Is it possible that the 5-HT1A gene polymorphism is related to the likelihood of a young adult being in a relationship? To explore answers they tested 579 Chinese undergraduate students. Hair follicle cells were collected for genotyping. They said that genomic DNA was extracted from hair follicle cells by using the Chelex-100 method. -C1019G in 5-HT1A was amplified by polymerase chain reaction.

The results: Individuals carrying the G allele (CG/GG) of C-1019G polymorphism were more likely to be single than CC carriers.

This is consistent with the finding that G allele carriers are less comfortable in close relationships with others. Indeed, G allele carriers are more likely to develop neurotic personalities and psychiatric disorders such as major depression and borderline personality disorder. As pessimism and neuroticism are detrimental to the formation, quality, and stability of relationships, this connection between G allele and psychological disorders might decrease carriers’ dating opportunities or lead to romantic relationship failure.

“Tests on 579 Han Chinese students revealed that half of those who inherited two copies of the C variant – one from each parent – were in relationships. But students who carried one or two copies of the G variant had only a 40 percent chance of being in a relationship.
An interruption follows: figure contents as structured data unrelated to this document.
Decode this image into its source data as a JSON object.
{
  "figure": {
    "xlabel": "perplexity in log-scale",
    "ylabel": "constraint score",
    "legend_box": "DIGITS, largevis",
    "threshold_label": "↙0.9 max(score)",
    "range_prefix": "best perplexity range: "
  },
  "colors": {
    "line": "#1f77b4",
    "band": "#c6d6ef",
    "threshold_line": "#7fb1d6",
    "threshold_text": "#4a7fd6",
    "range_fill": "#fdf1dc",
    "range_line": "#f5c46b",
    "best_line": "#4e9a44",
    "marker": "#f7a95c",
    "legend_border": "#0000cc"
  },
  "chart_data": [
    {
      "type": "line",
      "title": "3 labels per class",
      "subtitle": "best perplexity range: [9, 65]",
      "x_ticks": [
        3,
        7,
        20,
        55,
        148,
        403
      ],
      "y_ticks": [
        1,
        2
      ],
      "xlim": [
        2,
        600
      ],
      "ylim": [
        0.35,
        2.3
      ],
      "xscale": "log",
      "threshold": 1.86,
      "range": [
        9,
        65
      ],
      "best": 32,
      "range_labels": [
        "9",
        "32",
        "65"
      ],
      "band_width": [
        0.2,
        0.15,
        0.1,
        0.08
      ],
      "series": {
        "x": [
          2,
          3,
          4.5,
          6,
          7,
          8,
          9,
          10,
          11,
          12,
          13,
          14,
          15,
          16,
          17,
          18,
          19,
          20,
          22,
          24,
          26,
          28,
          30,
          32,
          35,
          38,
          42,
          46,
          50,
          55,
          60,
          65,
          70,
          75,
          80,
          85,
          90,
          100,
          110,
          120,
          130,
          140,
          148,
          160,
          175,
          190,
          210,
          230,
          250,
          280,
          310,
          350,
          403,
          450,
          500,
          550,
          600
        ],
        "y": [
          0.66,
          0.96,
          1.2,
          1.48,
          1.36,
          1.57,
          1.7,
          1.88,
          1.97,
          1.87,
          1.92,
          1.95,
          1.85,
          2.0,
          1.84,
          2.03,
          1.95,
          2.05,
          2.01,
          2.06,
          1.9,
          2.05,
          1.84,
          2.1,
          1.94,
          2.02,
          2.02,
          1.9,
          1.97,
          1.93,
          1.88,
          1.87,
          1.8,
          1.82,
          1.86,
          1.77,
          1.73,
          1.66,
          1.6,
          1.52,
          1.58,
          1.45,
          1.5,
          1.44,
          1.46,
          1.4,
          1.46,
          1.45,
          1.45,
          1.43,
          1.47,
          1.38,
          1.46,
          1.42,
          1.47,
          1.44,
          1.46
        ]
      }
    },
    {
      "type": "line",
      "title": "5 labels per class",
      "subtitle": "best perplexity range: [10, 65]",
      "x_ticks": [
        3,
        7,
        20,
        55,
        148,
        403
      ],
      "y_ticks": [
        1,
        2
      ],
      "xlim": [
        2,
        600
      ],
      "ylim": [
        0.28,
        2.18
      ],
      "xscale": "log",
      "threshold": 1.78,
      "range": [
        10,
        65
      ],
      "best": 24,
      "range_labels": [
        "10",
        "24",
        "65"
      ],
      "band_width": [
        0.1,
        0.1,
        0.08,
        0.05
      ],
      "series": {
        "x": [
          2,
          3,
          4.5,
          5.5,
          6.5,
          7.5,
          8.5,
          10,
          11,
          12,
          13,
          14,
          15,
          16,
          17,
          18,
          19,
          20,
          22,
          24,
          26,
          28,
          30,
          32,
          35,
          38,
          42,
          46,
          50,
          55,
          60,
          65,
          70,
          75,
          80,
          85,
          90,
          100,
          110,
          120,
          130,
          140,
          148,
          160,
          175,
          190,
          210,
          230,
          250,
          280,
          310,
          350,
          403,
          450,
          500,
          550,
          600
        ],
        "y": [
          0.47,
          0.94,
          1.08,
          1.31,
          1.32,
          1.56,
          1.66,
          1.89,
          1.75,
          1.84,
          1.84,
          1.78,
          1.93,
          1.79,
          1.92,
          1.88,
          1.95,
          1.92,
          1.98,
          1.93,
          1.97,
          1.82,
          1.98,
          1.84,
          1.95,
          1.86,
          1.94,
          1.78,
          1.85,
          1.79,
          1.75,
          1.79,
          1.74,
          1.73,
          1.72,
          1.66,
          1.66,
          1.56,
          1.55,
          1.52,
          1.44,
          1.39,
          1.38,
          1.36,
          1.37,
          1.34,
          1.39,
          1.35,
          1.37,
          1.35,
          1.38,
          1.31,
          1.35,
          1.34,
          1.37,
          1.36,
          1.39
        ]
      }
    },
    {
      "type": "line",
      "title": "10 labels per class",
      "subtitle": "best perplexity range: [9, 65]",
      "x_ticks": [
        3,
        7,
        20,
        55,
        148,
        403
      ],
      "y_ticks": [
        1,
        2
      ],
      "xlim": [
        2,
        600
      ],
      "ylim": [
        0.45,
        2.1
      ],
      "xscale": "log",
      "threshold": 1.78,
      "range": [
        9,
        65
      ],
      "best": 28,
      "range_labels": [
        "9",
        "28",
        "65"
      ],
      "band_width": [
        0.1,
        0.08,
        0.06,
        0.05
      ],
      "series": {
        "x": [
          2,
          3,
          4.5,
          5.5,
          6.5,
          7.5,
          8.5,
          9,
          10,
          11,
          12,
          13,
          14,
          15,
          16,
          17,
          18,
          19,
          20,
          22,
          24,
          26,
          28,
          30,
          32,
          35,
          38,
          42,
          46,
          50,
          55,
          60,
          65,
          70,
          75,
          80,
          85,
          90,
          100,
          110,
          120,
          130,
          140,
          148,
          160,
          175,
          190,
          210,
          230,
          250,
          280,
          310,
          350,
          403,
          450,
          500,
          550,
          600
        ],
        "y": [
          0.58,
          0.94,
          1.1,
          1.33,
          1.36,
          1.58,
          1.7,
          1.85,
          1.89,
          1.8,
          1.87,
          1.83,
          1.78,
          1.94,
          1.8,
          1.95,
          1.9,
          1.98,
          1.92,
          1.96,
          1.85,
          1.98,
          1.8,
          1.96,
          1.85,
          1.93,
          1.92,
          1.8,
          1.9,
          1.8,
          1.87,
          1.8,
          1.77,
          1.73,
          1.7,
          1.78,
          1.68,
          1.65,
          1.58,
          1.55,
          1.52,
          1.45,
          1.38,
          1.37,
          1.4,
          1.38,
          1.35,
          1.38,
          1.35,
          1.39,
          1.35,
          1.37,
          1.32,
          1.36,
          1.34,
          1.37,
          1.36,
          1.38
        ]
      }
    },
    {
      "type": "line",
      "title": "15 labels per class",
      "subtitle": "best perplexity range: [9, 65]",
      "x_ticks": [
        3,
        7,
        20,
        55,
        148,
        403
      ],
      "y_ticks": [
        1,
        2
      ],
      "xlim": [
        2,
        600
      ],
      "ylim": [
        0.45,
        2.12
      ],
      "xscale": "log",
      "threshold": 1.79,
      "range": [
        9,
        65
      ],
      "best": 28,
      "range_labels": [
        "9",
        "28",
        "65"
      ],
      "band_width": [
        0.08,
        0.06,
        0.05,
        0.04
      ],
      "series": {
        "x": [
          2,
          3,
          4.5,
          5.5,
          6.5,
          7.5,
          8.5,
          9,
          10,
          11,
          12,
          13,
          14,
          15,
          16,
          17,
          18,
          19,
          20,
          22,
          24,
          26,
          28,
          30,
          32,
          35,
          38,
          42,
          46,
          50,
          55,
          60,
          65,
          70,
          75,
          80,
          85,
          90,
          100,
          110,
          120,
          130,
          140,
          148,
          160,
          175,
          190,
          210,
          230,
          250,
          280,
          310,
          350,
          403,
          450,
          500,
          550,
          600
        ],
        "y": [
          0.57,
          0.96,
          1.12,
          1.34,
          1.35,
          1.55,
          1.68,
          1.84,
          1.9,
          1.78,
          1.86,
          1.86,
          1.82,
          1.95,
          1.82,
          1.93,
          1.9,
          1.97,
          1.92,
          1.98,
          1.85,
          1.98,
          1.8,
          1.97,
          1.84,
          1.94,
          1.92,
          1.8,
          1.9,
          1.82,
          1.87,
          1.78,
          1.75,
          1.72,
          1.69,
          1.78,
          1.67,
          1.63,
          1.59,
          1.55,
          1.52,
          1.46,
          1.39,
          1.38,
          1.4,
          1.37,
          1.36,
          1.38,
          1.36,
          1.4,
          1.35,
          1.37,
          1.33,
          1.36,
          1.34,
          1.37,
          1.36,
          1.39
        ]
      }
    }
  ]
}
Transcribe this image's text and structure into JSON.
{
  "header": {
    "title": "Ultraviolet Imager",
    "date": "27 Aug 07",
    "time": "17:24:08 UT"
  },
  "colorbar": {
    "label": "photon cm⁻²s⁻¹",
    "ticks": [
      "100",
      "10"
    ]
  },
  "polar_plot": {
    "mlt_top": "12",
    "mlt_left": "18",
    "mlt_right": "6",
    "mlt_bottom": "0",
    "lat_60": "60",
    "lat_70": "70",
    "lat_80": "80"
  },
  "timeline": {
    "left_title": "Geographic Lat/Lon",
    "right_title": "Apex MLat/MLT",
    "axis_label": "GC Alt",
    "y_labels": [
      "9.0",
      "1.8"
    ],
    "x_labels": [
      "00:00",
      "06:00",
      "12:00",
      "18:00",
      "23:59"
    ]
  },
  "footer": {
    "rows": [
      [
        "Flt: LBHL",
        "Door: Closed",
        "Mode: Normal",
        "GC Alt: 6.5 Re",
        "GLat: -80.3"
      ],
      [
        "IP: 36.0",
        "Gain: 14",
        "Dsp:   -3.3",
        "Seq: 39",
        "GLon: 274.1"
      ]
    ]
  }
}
The effect was small, but statistically significant.”

“Our results demonstrate the importance of 5-HT1A C-1019G in individual differences on romantic relationship formation, thereby providing evidence for the genetic contribution to complex social relationships in certain contexts.”

While it may not explain everything, it does help show that our genes control more than just our eye color, which we already knew, but proof is always welcome no matter how odd ball. Sure it may not cure cancer, but it’s another piece of the gene puzzle, and oh what a puzzle it is.

Liu, J., Gong, P., & Zhou, X. (2014). The association between romantic relationship status and 5-HT1A gene in young adults Scientific Reports, 4 DOI: 10.1038/srep07049

One response

  1. Lovely article. I’m concerned that people are focusing too much on 5-HT in behavioural studies, but at least the results speak for themselves. According to the study, only 1.4% of the variance in the log odds could be explained by the polymorphism.

    I’m also surprised that the study authors didn’t control for something more intuitively connected with whether or not a university student is in a relationship, such as participation in some extracurricular organization. I’m not familiar with higher education in China, but presumably they still have such things; and if I’ve learned anything from going to university, it’s that being sociable in that way increases your chances of meeting somebody.